Hello!

Page 100, already?

I just returned from upriver, a few days unplugged. I remember Salty Aire commenting about the Albany riverfront—now I know what you meant. From the Hudson, even beyond the Hudson Railway, Albany has been pretty much defaced with highway overpasses. It’s strange how for a long time, the waterfront along the Hudson was the least desirable, the most neglected, the most crime-ridden part of town. But that is changing in many river towns. Perhaps somewhere a little reverence for the river itself is returning. For anyone caught up in a love affair with the Hudson, it’s hard to imagine not feeling that in its sight.

*

“COMSTOCKERY”

or

The Less Appealing 19th Century We Wish Would Stay Buried in the Past

Who is this friendly face, you ask?

That, Fellow Twainers, is Anthony Comstock.

Although Comstock’s deeds don’t have anything to do with the above page or the present chapter, what he made his life’s mission will occasionally weave itself into our Hudson River yarn. Once again, here’s an excerpt from Luc Sante’s excellent Low Life, with links and images added in for our onboard enjoyment and discussions:

“. . . Anthony Comstock (1844–1915), incarnated the New York Society for the Suppression of Vice. Comstock was, in the name of moral reform and the advancement of purity, a punitive monster who boasted that he had hounded sixteen people to their death by suicide and misadventure. His absolutism and terrier-like fixation with rooting out anything remotely objectionable eventually earned him a word, “comstockery,” use of which is only now dying out. Comstock grew up in Connecticut and began his career at eighteen, by opening the spigots of kegs in a New Canaan liquor store, and went on to enter the employ of the YMCA. He began the Society for the Suppression of Vice in 1873, got it recognized as a quasi-official body during Republican and reform administrations, and under its aegis arrested at least three thousand persons for obscenity and destroyed some 160 tons of literature under various pretexts.

He was best known for his entanglements with famous people of his day.
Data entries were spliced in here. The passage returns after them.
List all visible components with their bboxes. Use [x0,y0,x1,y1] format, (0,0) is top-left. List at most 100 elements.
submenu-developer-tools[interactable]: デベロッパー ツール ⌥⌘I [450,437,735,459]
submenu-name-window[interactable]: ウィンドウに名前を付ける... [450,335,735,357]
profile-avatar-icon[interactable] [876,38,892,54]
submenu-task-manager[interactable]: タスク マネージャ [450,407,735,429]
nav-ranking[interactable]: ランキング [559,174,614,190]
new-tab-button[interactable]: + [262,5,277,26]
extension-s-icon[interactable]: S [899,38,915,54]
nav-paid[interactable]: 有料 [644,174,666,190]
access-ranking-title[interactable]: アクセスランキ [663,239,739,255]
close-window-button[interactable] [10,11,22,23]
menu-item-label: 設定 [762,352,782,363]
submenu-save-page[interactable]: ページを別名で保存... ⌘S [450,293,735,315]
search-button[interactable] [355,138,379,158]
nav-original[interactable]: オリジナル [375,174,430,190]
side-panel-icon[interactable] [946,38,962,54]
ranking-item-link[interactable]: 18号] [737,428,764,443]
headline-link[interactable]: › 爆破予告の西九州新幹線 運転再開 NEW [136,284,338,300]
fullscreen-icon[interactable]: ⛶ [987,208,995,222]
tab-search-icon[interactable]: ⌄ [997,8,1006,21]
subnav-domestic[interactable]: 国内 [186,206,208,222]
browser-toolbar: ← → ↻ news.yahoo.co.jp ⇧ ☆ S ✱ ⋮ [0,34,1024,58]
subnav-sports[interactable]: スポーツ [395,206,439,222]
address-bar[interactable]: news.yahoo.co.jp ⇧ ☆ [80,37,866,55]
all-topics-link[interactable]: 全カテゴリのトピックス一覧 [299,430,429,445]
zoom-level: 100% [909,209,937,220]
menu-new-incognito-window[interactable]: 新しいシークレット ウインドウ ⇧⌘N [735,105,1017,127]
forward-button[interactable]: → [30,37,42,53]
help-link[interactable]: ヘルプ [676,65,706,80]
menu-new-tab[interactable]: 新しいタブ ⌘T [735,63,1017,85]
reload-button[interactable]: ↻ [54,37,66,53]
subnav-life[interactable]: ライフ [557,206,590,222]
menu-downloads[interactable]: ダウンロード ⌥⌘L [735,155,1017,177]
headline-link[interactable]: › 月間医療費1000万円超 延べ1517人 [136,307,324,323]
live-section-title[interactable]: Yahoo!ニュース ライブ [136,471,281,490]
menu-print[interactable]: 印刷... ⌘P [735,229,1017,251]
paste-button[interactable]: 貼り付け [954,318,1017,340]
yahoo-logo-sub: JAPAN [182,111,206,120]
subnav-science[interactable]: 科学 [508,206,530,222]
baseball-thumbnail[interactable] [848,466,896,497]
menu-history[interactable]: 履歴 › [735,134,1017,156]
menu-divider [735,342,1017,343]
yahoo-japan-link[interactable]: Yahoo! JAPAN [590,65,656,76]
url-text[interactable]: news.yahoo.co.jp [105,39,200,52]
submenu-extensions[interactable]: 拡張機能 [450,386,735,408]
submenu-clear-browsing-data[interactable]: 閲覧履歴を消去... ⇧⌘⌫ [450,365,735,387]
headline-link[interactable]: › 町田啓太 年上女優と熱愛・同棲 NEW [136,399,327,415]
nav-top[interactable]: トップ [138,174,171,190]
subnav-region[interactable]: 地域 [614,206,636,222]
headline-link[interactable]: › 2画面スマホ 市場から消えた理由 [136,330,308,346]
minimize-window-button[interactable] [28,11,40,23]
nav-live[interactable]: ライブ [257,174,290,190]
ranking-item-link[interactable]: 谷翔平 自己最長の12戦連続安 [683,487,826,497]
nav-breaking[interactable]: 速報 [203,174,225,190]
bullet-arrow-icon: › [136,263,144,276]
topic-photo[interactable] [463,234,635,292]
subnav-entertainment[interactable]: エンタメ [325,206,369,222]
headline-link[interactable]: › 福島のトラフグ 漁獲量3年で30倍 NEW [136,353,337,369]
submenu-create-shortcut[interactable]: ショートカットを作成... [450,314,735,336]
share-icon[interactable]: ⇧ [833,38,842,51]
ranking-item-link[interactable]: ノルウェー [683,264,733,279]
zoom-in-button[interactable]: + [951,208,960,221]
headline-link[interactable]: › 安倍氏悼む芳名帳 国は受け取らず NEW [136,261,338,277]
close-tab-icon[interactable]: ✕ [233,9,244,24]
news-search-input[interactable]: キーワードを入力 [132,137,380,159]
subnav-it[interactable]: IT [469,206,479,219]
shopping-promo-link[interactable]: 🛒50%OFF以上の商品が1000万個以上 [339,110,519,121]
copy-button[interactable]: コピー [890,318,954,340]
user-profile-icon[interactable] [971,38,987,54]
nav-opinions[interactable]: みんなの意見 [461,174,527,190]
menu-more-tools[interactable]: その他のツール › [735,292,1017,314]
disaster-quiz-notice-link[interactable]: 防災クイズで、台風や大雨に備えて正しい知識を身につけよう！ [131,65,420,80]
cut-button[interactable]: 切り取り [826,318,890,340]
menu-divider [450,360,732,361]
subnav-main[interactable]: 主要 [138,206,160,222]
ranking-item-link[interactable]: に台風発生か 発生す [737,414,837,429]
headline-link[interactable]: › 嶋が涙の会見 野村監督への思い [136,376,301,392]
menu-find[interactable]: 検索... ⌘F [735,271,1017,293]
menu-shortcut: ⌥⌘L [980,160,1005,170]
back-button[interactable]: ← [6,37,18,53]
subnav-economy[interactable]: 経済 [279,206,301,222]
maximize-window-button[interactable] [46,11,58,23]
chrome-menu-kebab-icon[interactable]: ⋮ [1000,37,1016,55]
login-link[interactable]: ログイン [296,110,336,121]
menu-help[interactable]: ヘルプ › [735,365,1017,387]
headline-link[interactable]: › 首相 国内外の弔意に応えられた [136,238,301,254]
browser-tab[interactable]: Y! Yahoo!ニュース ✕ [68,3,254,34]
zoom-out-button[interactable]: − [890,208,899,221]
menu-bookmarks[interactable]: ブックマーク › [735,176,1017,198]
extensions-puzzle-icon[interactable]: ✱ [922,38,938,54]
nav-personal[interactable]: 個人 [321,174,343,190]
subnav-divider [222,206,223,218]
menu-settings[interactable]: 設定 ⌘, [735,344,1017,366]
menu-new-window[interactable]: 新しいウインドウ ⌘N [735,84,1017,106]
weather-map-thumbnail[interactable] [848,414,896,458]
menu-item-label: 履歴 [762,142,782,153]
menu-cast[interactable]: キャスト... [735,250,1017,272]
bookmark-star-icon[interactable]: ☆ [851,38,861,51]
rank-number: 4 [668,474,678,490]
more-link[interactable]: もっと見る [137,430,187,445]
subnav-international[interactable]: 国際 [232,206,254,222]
Some credit him with having pressured the Department of the Interior to fire Walt Whitman; he brought legal proceedings against George Bernard Shaw for Mrs. Warren’s Profession (it was Shaw who subsequently coined “comstockery”) and against Paul Chabas for his painting September Morn, a sentimental, hardly salacious tableau that is perhaps the most famous barroom nude of all time; he got the city to ban Margaret Sanger‘s works on family planning.”